Chiaro: il porto può essere il luogo d’inizio della filosofia, ma non la sua meta. I dialoghi platonici che incominciano in un porto, terminano poi in un’agorà o in un simposio o comunque in uno spazio più idoneo al ragionamento lucido e argomentato. Allo stesso modo, come abbiamo già detto, il vero dialogo, la vera argomentazione, non può avvenire sui social ma soltanto nel tu per tu, in uno scambio non virtuale. E tuttavia i social rimangono un importante punto di passaggio che la filosofia, nel nostro tempo, non può permettersi di ignorare. Il rischio è quello di arroccarsi in una torre d’avorio accademica, silenziosa ed estremamente confortevole, ma che potrebbe essa stessa trasformarsi in un’isola, in un locus amoenus che non ha nulla a che fare con il mondo vero, reale, in cui vive la maggior parte degli uomini.
Ecco perché sto sui social. Ecco perché, nonostante ritenga che la vera filosofia non si trovi in queste piattaforme, reputo importante che queste piattaforme parlino di filosofia: perché la filosofia diventa poco più di un vezzo radical chic se non viene posta in contatto con la vita. E la vita, che ci piaccia o no, oggi passa anche per Instagram, per TikTok e per questi luoghi.

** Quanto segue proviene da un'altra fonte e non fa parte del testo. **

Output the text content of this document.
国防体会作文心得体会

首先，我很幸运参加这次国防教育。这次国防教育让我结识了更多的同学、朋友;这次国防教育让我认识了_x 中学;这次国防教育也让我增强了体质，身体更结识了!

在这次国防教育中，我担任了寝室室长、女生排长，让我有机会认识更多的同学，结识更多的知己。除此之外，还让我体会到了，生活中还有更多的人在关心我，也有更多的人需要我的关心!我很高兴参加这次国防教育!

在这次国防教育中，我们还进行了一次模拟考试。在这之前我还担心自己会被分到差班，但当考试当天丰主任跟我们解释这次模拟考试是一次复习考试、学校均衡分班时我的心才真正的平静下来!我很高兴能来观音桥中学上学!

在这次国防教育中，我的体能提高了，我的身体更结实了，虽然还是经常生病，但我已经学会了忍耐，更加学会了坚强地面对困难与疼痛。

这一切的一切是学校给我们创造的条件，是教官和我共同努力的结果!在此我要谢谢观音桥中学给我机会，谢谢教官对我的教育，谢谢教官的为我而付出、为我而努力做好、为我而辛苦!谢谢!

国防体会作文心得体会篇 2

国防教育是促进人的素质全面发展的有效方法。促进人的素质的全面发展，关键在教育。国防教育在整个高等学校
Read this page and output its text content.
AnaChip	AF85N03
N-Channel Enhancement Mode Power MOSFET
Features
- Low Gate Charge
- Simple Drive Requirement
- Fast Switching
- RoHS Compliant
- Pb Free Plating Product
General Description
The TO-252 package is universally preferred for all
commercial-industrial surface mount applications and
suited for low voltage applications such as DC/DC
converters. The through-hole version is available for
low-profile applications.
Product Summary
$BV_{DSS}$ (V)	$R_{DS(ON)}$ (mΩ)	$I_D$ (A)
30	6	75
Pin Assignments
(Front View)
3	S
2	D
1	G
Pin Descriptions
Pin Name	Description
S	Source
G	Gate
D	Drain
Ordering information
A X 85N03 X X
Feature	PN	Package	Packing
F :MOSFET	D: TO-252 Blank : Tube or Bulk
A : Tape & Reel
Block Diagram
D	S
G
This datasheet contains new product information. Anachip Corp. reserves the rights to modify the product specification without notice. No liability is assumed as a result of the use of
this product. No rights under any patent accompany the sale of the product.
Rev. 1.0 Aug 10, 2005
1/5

Grazie per avermi letto fin qui. Anche se questa settimana la riflessione è stata più breve, spero comunque che possa aver stimolato qualche pensiero, che ti invito a condividere nei commenti o rispondendomi via mail! Se è la prima volta che leggi White Whale Cafe ti invito a iscriverti gratuitamente per non perderti le prossime uscite! A presto!
Ovviamente, se sei interessato alla divulgazione filosofica sui social, ti invito a seguire i miei canali su Instagram e su TikTok. Ma voglio segnalarti anche altri profili che io stesso seguo e che, a mio parere svolgono questo lavoro in modo molto interessante. Ne segnalo tre, al di là dei nomi più noti come Rick Dufer o Benedetta Santini.
Se vi interessa la filosofia della scienza, vi invito a seguire i profili di Gaia Contu, divulgatrice molto preparata, che parla spesso del legame tra mondo scientifico e mondo umanistico.
Se vi interessano i temi dell’intelligenza artificiale e delle nuove tecnologie vi segnalo il profilo Instagram di Martino Wong, in arte Oradecima che sul web racconta, in modo coinvolgente, il rapporto tra uomini e tecnologie.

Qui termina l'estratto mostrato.